According to a report Tuesday by Reuters News Service, the CDC study based on data from the National Highway Traffic Safety Administration examined deaths for the period for children up to 12 years old. During that time, 9,182 children died in car wrecks, but the number dropped sharply from 2002, when there were 2.2 per capita, to 2011, when there were 1.2 deaths per 100,000 people.

“The good news is motor vehicle deaths decreased by 43 percent over the past decade for children age 12 and younger.
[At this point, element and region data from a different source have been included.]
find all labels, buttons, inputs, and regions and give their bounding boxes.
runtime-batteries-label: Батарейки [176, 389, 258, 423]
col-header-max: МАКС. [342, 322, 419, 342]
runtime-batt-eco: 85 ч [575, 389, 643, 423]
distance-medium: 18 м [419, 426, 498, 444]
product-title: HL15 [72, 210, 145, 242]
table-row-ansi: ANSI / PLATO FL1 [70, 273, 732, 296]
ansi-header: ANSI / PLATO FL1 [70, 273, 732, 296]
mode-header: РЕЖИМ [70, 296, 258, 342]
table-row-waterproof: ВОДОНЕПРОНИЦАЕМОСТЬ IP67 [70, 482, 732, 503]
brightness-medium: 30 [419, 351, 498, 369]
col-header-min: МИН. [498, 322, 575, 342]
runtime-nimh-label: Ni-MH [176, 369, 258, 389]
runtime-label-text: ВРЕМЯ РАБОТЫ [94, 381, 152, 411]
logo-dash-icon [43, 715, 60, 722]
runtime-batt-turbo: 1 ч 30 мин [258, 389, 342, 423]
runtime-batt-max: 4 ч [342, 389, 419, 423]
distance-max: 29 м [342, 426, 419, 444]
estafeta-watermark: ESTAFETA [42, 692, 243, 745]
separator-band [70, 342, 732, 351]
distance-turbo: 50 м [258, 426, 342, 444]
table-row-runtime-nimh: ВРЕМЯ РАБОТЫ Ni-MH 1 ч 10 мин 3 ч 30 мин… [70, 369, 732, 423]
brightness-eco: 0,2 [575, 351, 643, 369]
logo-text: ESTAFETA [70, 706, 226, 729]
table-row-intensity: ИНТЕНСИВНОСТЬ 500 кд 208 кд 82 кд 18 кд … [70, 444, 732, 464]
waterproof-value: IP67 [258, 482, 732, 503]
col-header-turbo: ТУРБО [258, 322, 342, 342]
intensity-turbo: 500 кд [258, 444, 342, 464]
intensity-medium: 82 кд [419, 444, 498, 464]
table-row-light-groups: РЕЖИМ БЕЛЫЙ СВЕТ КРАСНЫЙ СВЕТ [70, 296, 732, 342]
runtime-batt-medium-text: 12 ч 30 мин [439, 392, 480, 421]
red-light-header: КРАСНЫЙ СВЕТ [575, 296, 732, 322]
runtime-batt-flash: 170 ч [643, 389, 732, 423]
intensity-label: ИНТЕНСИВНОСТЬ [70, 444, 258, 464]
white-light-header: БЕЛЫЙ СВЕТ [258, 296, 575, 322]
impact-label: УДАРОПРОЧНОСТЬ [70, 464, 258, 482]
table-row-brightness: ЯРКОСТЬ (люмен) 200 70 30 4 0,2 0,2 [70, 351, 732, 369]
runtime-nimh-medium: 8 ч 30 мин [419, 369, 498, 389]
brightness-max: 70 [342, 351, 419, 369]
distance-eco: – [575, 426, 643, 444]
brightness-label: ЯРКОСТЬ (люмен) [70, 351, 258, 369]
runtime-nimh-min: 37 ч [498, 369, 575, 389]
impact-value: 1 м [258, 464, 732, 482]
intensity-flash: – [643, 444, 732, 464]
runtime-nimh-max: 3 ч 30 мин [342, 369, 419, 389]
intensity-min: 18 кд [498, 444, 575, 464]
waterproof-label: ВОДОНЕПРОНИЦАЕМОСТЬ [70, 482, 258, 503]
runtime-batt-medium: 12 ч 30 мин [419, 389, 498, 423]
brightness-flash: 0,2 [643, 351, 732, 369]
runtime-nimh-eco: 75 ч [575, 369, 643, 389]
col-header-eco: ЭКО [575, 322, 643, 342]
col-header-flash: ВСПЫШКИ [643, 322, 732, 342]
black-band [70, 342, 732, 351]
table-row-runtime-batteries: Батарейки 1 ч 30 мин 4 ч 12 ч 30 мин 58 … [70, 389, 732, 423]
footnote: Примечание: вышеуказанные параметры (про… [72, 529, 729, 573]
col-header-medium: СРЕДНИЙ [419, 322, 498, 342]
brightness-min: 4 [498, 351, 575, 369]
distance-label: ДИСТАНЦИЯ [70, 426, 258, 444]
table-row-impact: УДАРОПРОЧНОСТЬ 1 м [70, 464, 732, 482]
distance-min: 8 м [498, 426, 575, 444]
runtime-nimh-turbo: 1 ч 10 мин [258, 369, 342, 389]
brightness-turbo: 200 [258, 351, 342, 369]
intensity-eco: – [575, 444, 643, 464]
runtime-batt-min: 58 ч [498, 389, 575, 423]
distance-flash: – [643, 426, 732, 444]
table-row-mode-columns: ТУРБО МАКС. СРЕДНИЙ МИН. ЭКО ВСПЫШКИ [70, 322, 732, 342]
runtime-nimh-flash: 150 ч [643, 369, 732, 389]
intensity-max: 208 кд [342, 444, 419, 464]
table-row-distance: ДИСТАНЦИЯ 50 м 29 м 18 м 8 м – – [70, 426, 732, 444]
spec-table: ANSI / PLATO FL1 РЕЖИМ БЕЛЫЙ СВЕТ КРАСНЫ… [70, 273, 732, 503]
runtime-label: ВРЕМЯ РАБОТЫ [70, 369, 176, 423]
The tragic news is still with that decrease, more than 9,000 kids were killed on the road in this period,” CDC Director Thomas Frieden told reporters in a telephone news conference reported Tuesday by Reuters. “Thousands of children are at risk on the road because they are not buckled up.”

With that many deaths coming to children who were not being protected by safety belts or safety seats, CDC officials said many more deaths likely could be prevented by employing those measures.

Also, of the more than 9,000 deaths during the 10-year period, the percentage of children who were not buckled in or in a protective car seat when they died was much higher for African Americans and Hispanics. About one in four of white children who died (26 percent) were not properly restrained. The percentage was approaching one-half of deaths for African Americans (45 percent) and Hispanics (46 percent).

The study didn’t delve into why the percentages for minorities are so much higher. It does, however, indicate to us that a better job of education is needed in those areas. And it turns out adults need to be reminded that older children still need to be buckled in.

That’s because the CDC report found that seat belt/car seat use among children 7 years old and younger was up 3 percent, from 88 percent compliance in 2002 to 91 percent in 2011, older children are not as likely to be buckled in.

A parent’s biggest concern — and the biggest of any adult operating a motor vehicle, for that matter — always should be the safety of children who are passengers. And a big part of that is ensuring that the child or children are being protected in the manner appropriate for their ages.

The CDC says an infant under 2 years old should be in a rear-facing, secured car seat, then move to a front-facing car seat until they reach their fifth birthday or have reached the upper limit for weight or height for the older children’s seat. Kids 5 and older should use a booster seat to ensure the adult seat belts and shoulder straps in the vehicle fit them properly.

It’s easy to not take the time to perform these basic tasks when the parent or adult is “just running down to the store” or “just going a few blocks.” But the easy choice of convenience can lead to disaster and a lifetime of guilt.

Children depend on adults to do the right thing. Don’t let them down.